Au départ, Madeleine Albright avait hésité à l’idée d’une exposition – « Je suis pratiquement sûre qu’Henry Kissinger n’avait pas composé une ode à ses cravates, ou James Baker à ses costumes flatteurs » – mais, aujourd’hui, elle se réjouit que ses broches connaissent un succès durable.

« Je suis honorée de donner mes broches au Musée national de la diplomatie américaine, a-t-elle affirmé. Je suis ravie qu’elles aient trouvé une place permanente là où tout a commencé. »

Ses broches préférées ? Elle en a deux, l’une en forme de cœur faite par sa fille, Katie Albright, à l’âge de cinq ans, et l’autre, offerte par un survivant de l’ouragan Katrina.

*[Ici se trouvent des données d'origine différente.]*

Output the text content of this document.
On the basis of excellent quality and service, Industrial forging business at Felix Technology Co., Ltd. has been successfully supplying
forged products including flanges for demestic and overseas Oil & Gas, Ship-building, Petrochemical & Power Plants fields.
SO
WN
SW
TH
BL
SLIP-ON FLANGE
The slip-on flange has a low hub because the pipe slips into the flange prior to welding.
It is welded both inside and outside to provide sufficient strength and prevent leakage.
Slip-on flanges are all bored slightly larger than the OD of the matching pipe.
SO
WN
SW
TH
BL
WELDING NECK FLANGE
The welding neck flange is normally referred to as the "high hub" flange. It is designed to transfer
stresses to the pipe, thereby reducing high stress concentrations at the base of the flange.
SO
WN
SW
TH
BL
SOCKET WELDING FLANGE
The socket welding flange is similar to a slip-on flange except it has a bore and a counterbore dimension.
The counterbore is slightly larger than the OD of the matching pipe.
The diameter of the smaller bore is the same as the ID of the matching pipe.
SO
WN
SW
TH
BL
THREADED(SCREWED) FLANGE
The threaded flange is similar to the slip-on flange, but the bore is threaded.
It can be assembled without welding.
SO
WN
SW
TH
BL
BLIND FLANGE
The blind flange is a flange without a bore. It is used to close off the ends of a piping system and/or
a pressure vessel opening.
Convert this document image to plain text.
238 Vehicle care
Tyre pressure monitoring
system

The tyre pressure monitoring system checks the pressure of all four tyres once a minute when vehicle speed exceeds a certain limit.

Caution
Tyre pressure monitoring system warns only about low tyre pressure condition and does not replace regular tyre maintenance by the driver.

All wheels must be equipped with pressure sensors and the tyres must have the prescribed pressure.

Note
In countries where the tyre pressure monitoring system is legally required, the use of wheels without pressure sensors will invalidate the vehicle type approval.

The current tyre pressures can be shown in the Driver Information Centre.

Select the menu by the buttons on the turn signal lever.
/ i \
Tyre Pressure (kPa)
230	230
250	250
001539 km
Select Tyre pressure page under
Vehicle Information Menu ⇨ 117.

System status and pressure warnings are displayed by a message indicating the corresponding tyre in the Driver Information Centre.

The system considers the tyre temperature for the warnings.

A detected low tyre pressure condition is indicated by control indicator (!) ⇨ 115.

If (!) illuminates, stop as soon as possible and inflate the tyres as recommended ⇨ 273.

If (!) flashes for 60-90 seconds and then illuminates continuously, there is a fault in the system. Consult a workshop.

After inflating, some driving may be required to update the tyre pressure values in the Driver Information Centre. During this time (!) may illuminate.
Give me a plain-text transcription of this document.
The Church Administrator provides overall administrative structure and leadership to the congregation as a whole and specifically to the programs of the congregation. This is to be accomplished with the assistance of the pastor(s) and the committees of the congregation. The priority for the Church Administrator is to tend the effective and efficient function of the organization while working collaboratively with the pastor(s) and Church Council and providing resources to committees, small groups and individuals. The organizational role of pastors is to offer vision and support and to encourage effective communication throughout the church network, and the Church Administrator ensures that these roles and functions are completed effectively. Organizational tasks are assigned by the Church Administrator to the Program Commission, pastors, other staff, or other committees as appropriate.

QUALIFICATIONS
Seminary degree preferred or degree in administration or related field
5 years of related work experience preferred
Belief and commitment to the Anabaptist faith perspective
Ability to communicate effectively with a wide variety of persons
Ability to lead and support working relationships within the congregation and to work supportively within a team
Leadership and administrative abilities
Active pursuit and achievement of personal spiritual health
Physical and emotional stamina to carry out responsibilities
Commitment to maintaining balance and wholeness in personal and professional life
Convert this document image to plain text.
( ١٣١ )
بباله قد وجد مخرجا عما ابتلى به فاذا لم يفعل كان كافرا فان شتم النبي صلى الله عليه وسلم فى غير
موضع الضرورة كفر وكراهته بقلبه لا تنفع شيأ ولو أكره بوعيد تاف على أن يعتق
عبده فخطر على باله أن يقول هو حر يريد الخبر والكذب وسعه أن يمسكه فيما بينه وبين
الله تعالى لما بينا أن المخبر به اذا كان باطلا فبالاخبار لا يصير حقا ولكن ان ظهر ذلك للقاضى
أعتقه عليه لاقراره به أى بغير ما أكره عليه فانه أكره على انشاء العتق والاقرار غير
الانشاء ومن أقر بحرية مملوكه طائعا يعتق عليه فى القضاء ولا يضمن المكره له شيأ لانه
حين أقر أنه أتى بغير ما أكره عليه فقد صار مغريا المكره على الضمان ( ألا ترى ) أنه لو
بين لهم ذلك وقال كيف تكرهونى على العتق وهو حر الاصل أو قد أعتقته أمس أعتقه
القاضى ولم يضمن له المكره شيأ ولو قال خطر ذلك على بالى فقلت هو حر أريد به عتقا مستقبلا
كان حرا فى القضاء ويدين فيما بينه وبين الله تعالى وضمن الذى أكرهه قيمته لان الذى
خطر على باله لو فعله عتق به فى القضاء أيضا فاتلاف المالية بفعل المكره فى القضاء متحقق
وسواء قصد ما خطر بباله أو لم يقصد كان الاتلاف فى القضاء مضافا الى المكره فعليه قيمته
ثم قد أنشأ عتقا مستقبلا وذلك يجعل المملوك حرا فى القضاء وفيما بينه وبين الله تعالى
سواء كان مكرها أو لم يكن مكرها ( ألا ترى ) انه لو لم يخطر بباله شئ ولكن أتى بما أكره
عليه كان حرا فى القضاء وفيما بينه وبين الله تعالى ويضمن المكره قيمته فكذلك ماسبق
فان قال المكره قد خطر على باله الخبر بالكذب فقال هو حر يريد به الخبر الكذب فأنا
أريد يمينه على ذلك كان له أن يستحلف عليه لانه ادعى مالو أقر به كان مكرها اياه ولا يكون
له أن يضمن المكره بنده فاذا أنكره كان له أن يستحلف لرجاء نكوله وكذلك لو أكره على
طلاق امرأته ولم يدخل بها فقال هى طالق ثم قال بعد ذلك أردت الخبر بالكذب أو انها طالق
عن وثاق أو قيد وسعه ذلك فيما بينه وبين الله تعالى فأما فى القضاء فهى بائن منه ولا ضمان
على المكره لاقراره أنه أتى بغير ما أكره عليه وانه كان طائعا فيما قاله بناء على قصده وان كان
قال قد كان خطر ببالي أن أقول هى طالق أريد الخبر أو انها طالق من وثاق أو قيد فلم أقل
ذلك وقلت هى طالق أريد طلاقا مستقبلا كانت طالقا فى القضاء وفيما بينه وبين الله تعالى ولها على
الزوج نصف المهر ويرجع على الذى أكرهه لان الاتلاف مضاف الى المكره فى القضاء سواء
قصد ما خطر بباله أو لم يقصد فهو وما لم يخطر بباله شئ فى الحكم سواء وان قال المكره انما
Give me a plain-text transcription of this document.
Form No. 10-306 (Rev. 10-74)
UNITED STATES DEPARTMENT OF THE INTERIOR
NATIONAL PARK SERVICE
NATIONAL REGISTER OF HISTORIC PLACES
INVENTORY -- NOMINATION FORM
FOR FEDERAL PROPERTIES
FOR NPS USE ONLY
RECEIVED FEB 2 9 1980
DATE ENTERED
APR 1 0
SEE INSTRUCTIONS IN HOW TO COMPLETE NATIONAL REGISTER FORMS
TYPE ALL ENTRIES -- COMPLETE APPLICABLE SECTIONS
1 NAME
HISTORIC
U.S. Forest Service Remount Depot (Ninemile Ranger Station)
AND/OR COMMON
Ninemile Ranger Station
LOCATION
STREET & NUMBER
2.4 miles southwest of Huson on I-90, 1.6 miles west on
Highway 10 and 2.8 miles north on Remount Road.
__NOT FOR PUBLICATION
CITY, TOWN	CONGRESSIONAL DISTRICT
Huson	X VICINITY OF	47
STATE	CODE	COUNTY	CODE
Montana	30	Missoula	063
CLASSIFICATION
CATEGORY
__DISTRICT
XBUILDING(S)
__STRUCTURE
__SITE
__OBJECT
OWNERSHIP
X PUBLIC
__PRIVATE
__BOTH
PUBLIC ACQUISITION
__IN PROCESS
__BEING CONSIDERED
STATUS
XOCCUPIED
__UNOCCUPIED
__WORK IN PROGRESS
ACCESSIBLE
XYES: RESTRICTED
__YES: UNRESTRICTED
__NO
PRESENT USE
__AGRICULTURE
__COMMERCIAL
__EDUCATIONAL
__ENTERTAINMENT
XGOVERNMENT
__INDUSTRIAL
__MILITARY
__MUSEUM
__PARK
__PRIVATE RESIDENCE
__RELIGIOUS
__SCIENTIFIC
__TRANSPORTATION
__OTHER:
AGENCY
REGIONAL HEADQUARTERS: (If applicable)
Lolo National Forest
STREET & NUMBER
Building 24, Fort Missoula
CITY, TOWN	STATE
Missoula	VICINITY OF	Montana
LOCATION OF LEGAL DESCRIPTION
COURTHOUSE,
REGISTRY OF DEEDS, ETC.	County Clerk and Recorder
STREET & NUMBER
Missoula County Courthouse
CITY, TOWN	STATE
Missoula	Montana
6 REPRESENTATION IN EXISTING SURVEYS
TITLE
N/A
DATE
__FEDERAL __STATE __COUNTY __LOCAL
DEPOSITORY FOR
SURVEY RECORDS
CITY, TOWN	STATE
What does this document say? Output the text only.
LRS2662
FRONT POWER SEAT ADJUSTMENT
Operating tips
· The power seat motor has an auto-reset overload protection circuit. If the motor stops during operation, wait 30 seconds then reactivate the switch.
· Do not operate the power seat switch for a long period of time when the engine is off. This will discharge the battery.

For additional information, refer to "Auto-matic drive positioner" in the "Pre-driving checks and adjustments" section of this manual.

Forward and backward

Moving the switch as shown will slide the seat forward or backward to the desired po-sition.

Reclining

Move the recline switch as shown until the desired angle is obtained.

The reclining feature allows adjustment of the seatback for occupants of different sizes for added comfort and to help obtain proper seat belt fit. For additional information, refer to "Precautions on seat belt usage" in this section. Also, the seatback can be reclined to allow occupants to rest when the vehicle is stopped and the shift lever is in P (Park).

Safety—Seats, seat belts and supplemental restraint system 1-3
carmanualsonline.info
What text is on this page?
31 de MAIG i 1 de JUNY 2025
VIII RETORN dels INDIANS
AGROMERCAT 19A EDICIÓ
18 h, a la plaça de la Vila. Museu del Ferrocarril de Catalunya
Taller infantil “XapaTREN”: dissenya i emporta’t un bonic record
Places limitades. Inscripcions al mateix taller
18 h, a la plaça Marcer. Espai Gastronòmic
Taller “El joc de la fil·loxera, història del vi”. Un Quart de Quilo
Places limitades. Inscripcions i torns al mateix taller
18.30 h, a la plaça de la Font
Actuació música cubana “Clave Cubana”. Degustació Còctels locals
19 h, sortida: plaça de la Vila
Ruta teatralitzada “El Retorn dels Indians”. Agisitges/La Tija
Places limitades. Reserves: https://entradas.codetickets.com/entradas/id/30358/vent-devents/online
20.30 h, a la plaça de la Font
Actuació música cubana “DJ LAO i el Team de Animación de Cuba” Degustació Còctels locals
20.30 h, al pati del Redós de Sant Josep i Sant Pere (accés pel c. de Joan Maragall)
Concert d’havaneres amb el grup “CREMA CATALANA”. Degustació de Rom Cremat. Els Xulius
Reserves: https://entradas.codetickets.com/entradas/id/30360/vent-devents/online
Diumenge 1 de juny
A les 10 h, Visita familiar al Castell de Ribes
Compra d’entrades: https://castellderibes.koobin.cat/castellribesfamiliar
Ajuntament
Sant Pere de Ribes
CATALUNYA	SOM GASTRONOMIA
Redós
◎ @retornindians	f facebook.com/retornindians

Ce jeune homme la lui avait remise lors d’un évènement à la Nouvelle-Orléans, un an après la dévastation de la ville causée par l’ouragan. Son père, un ancien militaire décoré de deux Purple Heart pour avoir été blessé en combattant les nazis en France pendant la Seconde Guerre mondiale, l’avait donnée à son épouse. Celle-ci a péri dans l’ouragan mais comme la mère du jeune homme admirait Madeleine Albright, elle aurait certainement voulu que sa broche aille à la secrétaire d’État.

« Ce n’est pas souvent que les mots me manquent, ou que j’ai les larmes aux yeux, mais ce cadeau m’a bouleversée », a confié Madeleine Albright.

Outre leur valeur diplomatique, les broches, telles que « Katie’s Heart » ou « Katrina Pin », nous rappellent que la plus grande valeur d’un bijou provient non pas de ses matériaux intrinsèques ou de sa conception extraordinaire, mais des émotions dont on l’investit », a conclu Mme Albright.